BRD is the better product, hands down, and will offer much more flexibility for the road ahead. A DL BRD will still do more than a 3L HD-DVD, and so on.
Sure but not by much and surely not enough for any person to care other than people who needs something to brag about.
1. I'm talking about media costs here, not someone actually sitting through a single disc's worth of content. I doubt anyone will want to sit through 20+ episodes of anything. The fact is that as the capacity needs scale higher, BRD's advantage extends. The cost argument seems to fall apart pretty quickly when you start justifying additional layers and discs over what's required for BRD. And this is an already marginal cost argument when you start looking years down the line.
2. So then why do we even need to move from DVD when you can just use WMV-9 and fit an HD movie on a DVD? I don't know why I'm replying. I'm just a masochist, I guess. But by your remarks, it would see that manufacturers saving cents per disc, and half the studios is more important than everything else. Meh, whatever floats your boat. I look at it from an end-user POV, and that IMO means looking years down the line. HD-DVD will need to be upgraded in the future. If for no other reason than to accomodate the need to shove more content into a cheaper package. But IMO, BRD with 2/3 (66.666%) larger capacity, you may very well need that upgrade in the long run, but it's less of a problem than with HD-DVD. Future-proofing benefits the consumer far more than cost savings that will never get passed on to the consumer (retail costs of movies don't reflect media costs). Look how many people are already nervous about having to switch from DVD now. Who wants to go through this same bs in 5 years to switch to HVD? I personally want a movie collection that can last a couple decades. BRD is more likely to achieve that than HD-DVD due directly to these advantages to so quickly ignore.
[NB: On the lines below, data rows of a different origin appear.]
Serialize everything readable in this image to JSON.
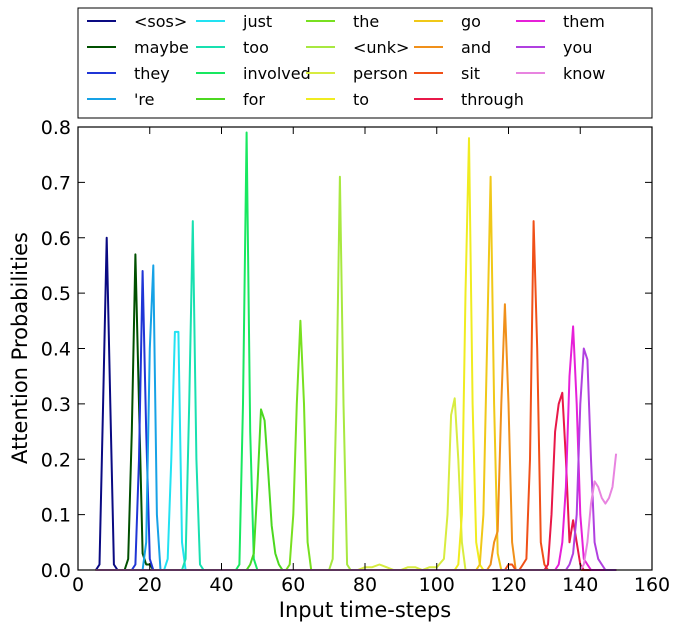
{
  "chart_data": {
    "type": "line",
    "xlabel": "Input time-steps",
    "ylabel": "Attention Probabilities",
    "xlim": [
      0,
      160
    ],
    "ylim": [
      0,
      0.8
    ],
    "xticks": [
      "0",
      "20",
      "40",
      "60",
      "80",
      "100",
      "120",
      "140",
      "160"
    ],
    "yticks": [
      "0.0",
      "0.1",
      "0.2",
      "0.3",
      "0.4",
      "0.5",
      "0.6",
      "0.7",
      "0.8"
    ],
    "grid": false,
    "legend_position": "top",
    "series": [
      {
        "name": "<sos>",
        "color": "#0a0a82",
        "x": [
          5,
          6,
          7,
          8,
          9,
          10,
          11,
          12
        ],
        "y": [
          0,
          0.01,
          0.3,
          0.6,
          0.3,
          0.01,
          0,
          0
        ]
      },
      {
        "name": "maybe",
        "color": "#005000",
        "x": [
          13,
          14,
          15,
          16,
          17,
          18,
          19,
          20,
          21
        ],
        "y": [
          0,
          0.02,
          0.25,
          0.57,
          0.3,
          0.03,
          0.01,
          0.01,
          0
        ]
      },
      {
        "name": "they",
        "color": "#1f35d6",
        "x": [
          15,
          16,
          17,
          18,
          19,
          20,
          21,
          22
        ],
        "y": [
          0,
          0.01,
          0.2,
          0.54,
          0.25,
          0.02,
          0,
          0
        ]
      },
      {
        "name": "'re",
        "color": "#16a2e6",
        "x": [
          18,
          19,
          20,
          21,
          22,
          23
        ],
        "y": [
          0,
          0.05,
          0.4,
          0.55,
          0.1,
          0
        ]
      },
      {
        "name": "just",
        "color": "#22e2f2",
        "x": [
          24,
          25,
          26,
          27,
          28,
          29,
          30
        ],
        "y": [
          0,
          0.02,
          0.2,
          0.43,
          0.43,
          0.05,
          0
        ]
      },
      {
        "name": "too",
        "color": "#18e0b0",
        "x": [
          29,
          30,
          31,
          32,
          33,
          34,
          35
        ],
        "y": [
          0,
          0.02,
          0.3,
          0.63,
          0.2,
          0.01,
          0
        ]
      },
      {
        "name": "involved",
        "color": "#18e860",
        "x": [
          44,
          45,
          46,
          47,
          48,
          49,
          50,
          51
        ],
        "y": [
          0,
          0.01,
          0.3,
          0.79,
          0.25,
          0.02,
          0,
          0
        ]
      },
      {
        "name": "for",
        "color": "#4cd820",
        "x": [
          47,
          48,
          49,
          50,
          51,
          52,
          53,
          54,
          55,
          56,
          57
        ],
        "y": [
          0,
          0.01,
          0.03,
          0.15,
          0.29,
          0.27,
          0.18,
          0.08,
          0.03,
          0.01,
          0
        ]
      },
      {
        "name": "the",
        "color": "#78e020",
        "x": [
          58,
          59,
          60,
          61,
          62,
          63,
          64,
          65,
          66
        ],
        "y": [
          0,
          0.01,
          0.1,
          0.3,
          0.45,
          0.3,
          0.05,
          0,
          0
        ]
      },
      {
        "name": "<unk>",
        "color": "#a8e840",
        "x": [
          70,
          71,
          72,
          73,
          74,
          75,
          76
        ],
        "y": [
          0,
          0.02,
          0.3,
          0.71,
          0.3,
          0.01,
          0
        ]
      },
      {
        "name": "person",
        "color": "#d8ec40",
        "x": [
          78,
          80,
          82,
          84,
          86,
          88,
          90,
          92,
          94,
          96,
          98,
          100,
          102,
          103,
          104,
          105,
          106,
          107,
          108
        ],
        "y": [
          0,
          0.005,
          0.005,
          0.01,
          0.005,
          0,
          0,
          0.005,
          0.005,
          0,
          0.005,
          0.005,
          0.02,
          0.1,
          0.28,
          0.31,
          0.2,
          0.05,
          0
        ]
      },
      {
        "name": "to",
        "color": "#f0ec20",
        "x": [
          105,
          106,
          107,
          108,
          109,
          110,
          111,
          112,
          113
        ],
        "y": [
          0,
          0.01,
          0.1,
          0.5,
          0.78,
          0.3,
          0.05,
          0.01,
          0
        ]
      },
      {
        "name": "go",
        "color": "#f0c818",
        "x": [
          111,
          112,
          113,
          114,
          115,
          116,
          117,
          118,
          119
        ],
        "y": [
          0,
          0.01,
          0.1,
          0.4,
          0.71,
          0.3,
          0.03,
          0,
          0
        ]
      },
      {
        "name": "and",
        "color": "#f0901a",
        "x": [
          114,
          115,
          116,
          117,
          118,
          119,
          120,
          121,
          122
        ],
        "y": [
          0,
          0.01,
          0.05,
          0.07,
          0.3,
          0.48,
          0.3,
          0.05,
          0
        ]
      },
      {
        "name": "sit",
        "color": "#f05018",
        "x": [
          119,
          120,
          121,
          122,
          123,
          124,
          125,
          126,
          127,
          128,
          129,
          130,
          131
        ],
        "y": [
          0,
          0.01,
          0.01,
          0,
          0,
          0.01,
          0.02,
          0.2,
          0.63,
          0.4,
          0.05,
          0.01,
          0
        ]
      },
      {
        "name": "through",
        "color": "#e81848",
        "x": [
          130,
          131,
          132,
          133,
          134,
          135,
          136,
          137,
          138,
          139,
          140,
          141,
          142
        ],
        "y": [
          0,
          0.01,
          0.1,
          0.25,
          0.3,
          0.32,
          0.2,
          0.05,
          0.09,
          0.05,
          0.01,
          0,
          0
        ]
      },
      {
        "name": "them",
        "color": "#e620d8",
        "x": [
          133,
          134,
          135,
          136,
          137,
          138,
          139,
          140,
          141,
          142,
          143,
          144
        ],
        "y": [
          0,
          0.01,
          0.05,
          0.15,
          0.35,
          0.44,
          0.3,
          0.1,
          0.02,
          0.01,
          0,
          0
        ]
      },
      {
        "name": "you",
        "color": "#b040e0",
        "x": [
          136,
          137,
          138,
          139,
          140,
          141,
          142,
          143,
          144,
          145,
          146,
          147
        ],
        "y": [
          0,
          0.01,
          0.03,
          0.1,
          0.3,
          0.4,
          0.38,
          0.2,
          0.05,
          0.02,
          0.01,
          0
        ]
      },
      {
        "name": "know",
        "color": "#e884e0",
        "x": [
          140,
          141,
          142,
          143,
          144,
          145,
          146,
          147,
          148,
          149,
          150
        ],
        "y": [
          0,
          0.01,
          0.05,
          0.12,
          0.16,
          0.15,
          0.13,
          0.12,
          0.13,
          0.15,
          0.21
        ]
      }
    ]
  }
}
Why would MPEG2 be used on HD DVD in the first place?
It's in the spec. H.264 is good for saving bandwidth, not for increasing quality. MPEG4 is no magic compression that can half bandwidth needs while keeping the same quality. How much of a tradeoff in quality there will be depends on the content, but there's certainly a reduction over MPEG-2. There's a reason MPEG-2 is still included in both specs, and it's not just window dressing.
NucNavST3: I was unaware that H.264/VC-1 were the standards chosen as the default encoding used for BRD movies. I thought the last BDA PDF I read stated clearly that they would be using MPEG-2. What need is there for 36Mbps transfer rate if an MPEG4 stream wouldn't need more than 10Mbps? I'm puzzled as to why broadcasts would use a higher bitrate than videos, when broadcasts have much greater bandwidth constraints (switching between 20Mbps feeds @ 720p can't be the quickest thing). But if you're right and MPEG-2 will only be used for broadcasts, then it's a complete wash. And honestly, BRD's capacity would be wasted in that event. I really haven't read that anywhere though. :?
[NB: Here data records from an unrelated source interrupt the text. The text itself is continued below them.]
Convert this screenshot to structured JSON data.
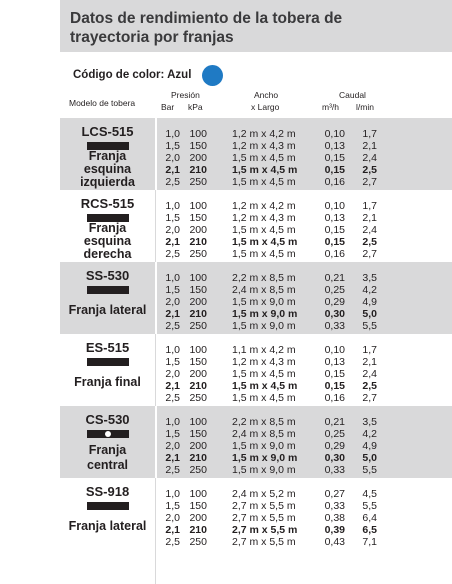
{
  "title": {
    "line1": "Datos de rendimiento de la tobera de",
    "line2": "trayectoria por franjas"
  },
  "color_code": {
    "label": "Código de color: Azul",
    "dot_color": "#1f7ac4"
  },
  "headers": {
    "model": "Modelo de tobera",
    "pressure": "Presión",
    "bar": "Bar",
    "kpa": "kPa",
    "ancho": "Ancho",
    "largo": "x Largo",
    "caudal": "Caudal",
    "m3h": "m³/h",
    "lmin": "l/min"
  },
  "colors": {
    "gray_band": "#d9d9da",
    "text": "#231f20"
  },
  "sections": [
    {
      "code": "LCS-515",
      "name_lines": [
        "Franja",
        "esquina",
        "izquierda"
      ],
      "pattern_icon": "bar-pattern-icon",
      "rows": [
        {
          "bar": "1,0",
          "kpa": "100",
          "ancho": "1,2 m x 4,2 m",
          "m3h": "0,10",
          "lmin": "1,7"
        },
        {
          "bar": "1,5",
          "kpa": "150",
          "ancho": "1,2 m x 4,3 m",
          "m3h": "0,13",
          "lmin": "2,1"
        },
        {
          "bar": "2,0",
          "kpa": "200",
          "ancho": "1,5 m x 4,5 m",
          "m3h": "0,15",
          "lmin": "2,4"
        },
        {
          "bar": "2,1",
          "kpa": "210",
          "ancho": "1,5 m x 4,5 m",
          "m3h": "0,15",
          "lmin": "2,5",
          "bold": true
        },
        {
          "bar": "2,5",
          "kpa": "250",
          "ancho": "1,5 m x 4,5 m",
          "m3h": "0,16",
          "lmin": "2,7"
        }
      ]
    },
    {
      "code": "RCS-515",
      "name_lines": [
        "Franja",
        "esquina",
        "derecha"
      ],
      "pattern_icon": "bar-pattern-icon",
      "rows": [
        {
          "bar": "1,0",
          "kpa": "100",
          "ancho": "1,2 m x 4,2 m",
          "m3h": "0,10",
          "lmin": "1,7"
        },
        {
          "bar": "1,5",
          "kpa": "150",
          "ancho": "1,2 m x 4,3 m",
          "m3h": "0,13",
          "lmin": "2,1"
        },
        {
          "bar": "2,0",
          "kpa": "200",
          "ancho": "1,5 m x 4,5 m",
          "m3h": "0,15",
          "lmin": "2,4"
        },
        {
          "bar": "2,1",
          "kpa": "210",
          "ancho": "1,5 m x 4,5 m",
          "m3h": "0,15",
          "lmin": "2,5",
          "bold": true
        },
        {
          "bar": "2,5",
          "kpa": "250",
          "ancho": "1,5 m x 4,5 m",
          "m3h": "0,16",
          "lmin": "2,7"
        }
      ]
    },
    {
      "code": "SS-530",
      "name_lines": [
        "Franja lateral"
      ],
      "pattern_icon": "bar-pattern-icon",
      "rows": [
        {
          "bar": "1,0",
          "kpa": "100",
          "ancho": "2,2 m x 8,5 m",
          "m3h": "0,21",
          "lmin": "3,5"
        },
        {
          "bar": "1,5",
          "kpa": "150",
          "ancho": "2,4 m x 8,5 m",
          "m3h": "0,25",
          "lmin": "4,2"
        },
        {
          "bar": "2,0",
          "kpa": "200",
          "ancho": "1,5 m x 9,0 m",
          "m3h": "0,29",
          "lmin": "4,9"
        },
        {
          "bar": "2,1",
          "kpa": "210",
          "ancho": "1,5 m x 9,0 m",
          "m3h": "0,30",
          "lmin": "5,0",
          "bold": true
        },
        {
          "bar": "2,5",
          "kpa": "250",
          "ancho": "1,5 m x 9,0 m",
          "m3h": "0,33",
          "lmin": "5,5"
        }
      ]
    },
    {
      "code": "ES-515",
      "name_lines": [
        "Franja final"
      ],
      "pattern_icon": "bar-pattern-icon",
      "rows": [
        {
          "bar": "1,0",
          "kpa": "100",
          "ancho": "1,1 m x 4,2 m",
          "m3h": "0,10",
          "lmin": "1,7"
        },
        {
          "bar": "1,5",
          "kpa": "150",
          "ancho": "1,2 m x 4,3 m",
          "m3h": "0,13",
          "lmin": "2,1"
        },
        {
          "bar": "2,0",
          "kpa": "200",
          "ancho": "1,5 m x 4,5 m",
          "m3h": "0,15",
          "lmin": "2,4"
        },
        {
          "bar": "2,1",
          "kpa": "210",
          "ancho": "1,5 m x 4,5 m",
          "m3h": "0,15",
          "lmin": "2,5",
          "bold": true
        },
        {
          "bar": "2,5",
          "kpa": "250",
          "ancho": "1,5 m x 4,5 m",
          "m3h": "0,16",
          "lmin": "2,7"
        }
      ]
    },
    {
      "code": "CS-530",
      "name_lines": [
        "Franja",
        "central"
      ],
      "pattern_icon": "center-dot-pattern-icon",
      "rows": [
        {
          "bar": "1,0",
          "kpa": "100",
          "ancho": "2,2 m x 8,5 m",
          "m3h": "0,21",
          "lmin": "3,5"
        },
        {
          "bar": "1,5",
          "kpa": "150",
          "ancho": "2,4 m x 8,5 m",
          "m3h": "0,25",
          "lmin": "4,2"
        },
        {
          "bar": "2,0",
          "kpa": "200",
          "ancho": "1,5 m x 9,0 m",
          "m3h": "0,29",
          "lmin": "4,9"
        },
        {
          "bar": "2,1",
          "kpa": "210",
          "ancho": "1,5 m x 9,0 m",
          "m3h": "0,30",
          "lmin": "5,0",
          "bold": true
        },
        {
          "bar": "2,5",
          "kpa": "250",
          "ancho": "1,5 m x 9,0 m",
          "m3h": "0,33",
          "lmin": "5,5"
        }
      ]
    },
    {
      "code": "SS-918",
      "name_lines": [
        "Franja lateral"
      ],
      "pattern_icon": "bar-pattern-icon",
      "rows": [
        {
          "bar": "1,0",
          "kpa": "100",
          "ancho": "2,4 m x 5,2 m",
          "m3h": "0,27",
          "lmin": "4,5"
        },
        {
          "bar": "1,5",
          "kpa": "150",
          "ancho": "2,7 m x 5,5 m",
          "m3h": "0,33",
          "lmin": "5,5"
        },
        {
          "bar": "2,0",
          "kpa": "200",
          "ancho": "2,7 m x 5,5 m",
          "m3h": "0,38",
          "lmin": "6,4"
        },
        {
          "bar": "2,1",
          "kpa": "210",
          "ancho": "2,7 m x 5,5 m",
          "m3h": "0,39",
          "lmin": "6,5",
          "bold": true
        },
        {
          "bar": "2,5",
          "kpa": "250",
          "ancho": "2,7 m x 5,5 m",
          "m3h": "0,43",
          "lmin": "7,1"
        }
      ]
    }
  ]
}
as for the drive costs, DVDs drives weren't particularly cheap when the PS2 came out, and it also came with a 4x drive, which is costlier than a 1x at the time. The PS3 will have one of the earliest BR drives, but as I said, the spec has been set since early last year, and has not once been called into question. Why? If it's such a cost concern, it would be one of the first items under the axe since its benefits to actual gaming are marginal right now.
jvd: Like the PS2, the PS3 will have a hybrid laser. The yieds on recordable lasers are gonna be higher b/c the power requirements are higher. On a read-only laser, you need less power. But even then, the laser is the only real cost component that gets tacked on. Logic is handled by IOP+Cell, and the motor shouldn't make a lick of difference. So even then, you're not really adding the cost of a BR drive to the PS3, you're adding the cost of a laser. And one that will be a catch-all laser that encompasses CD/DVD/BRD in one. I don't know why the drive cost is an issue to anyone when it hasn't been an issue for Sony. They've hesitated with the HDD, but haven't flinched at the BRD for a year now. Yes, that's anecdotal evidence, but that's all we have to go on right now. :? PEACE.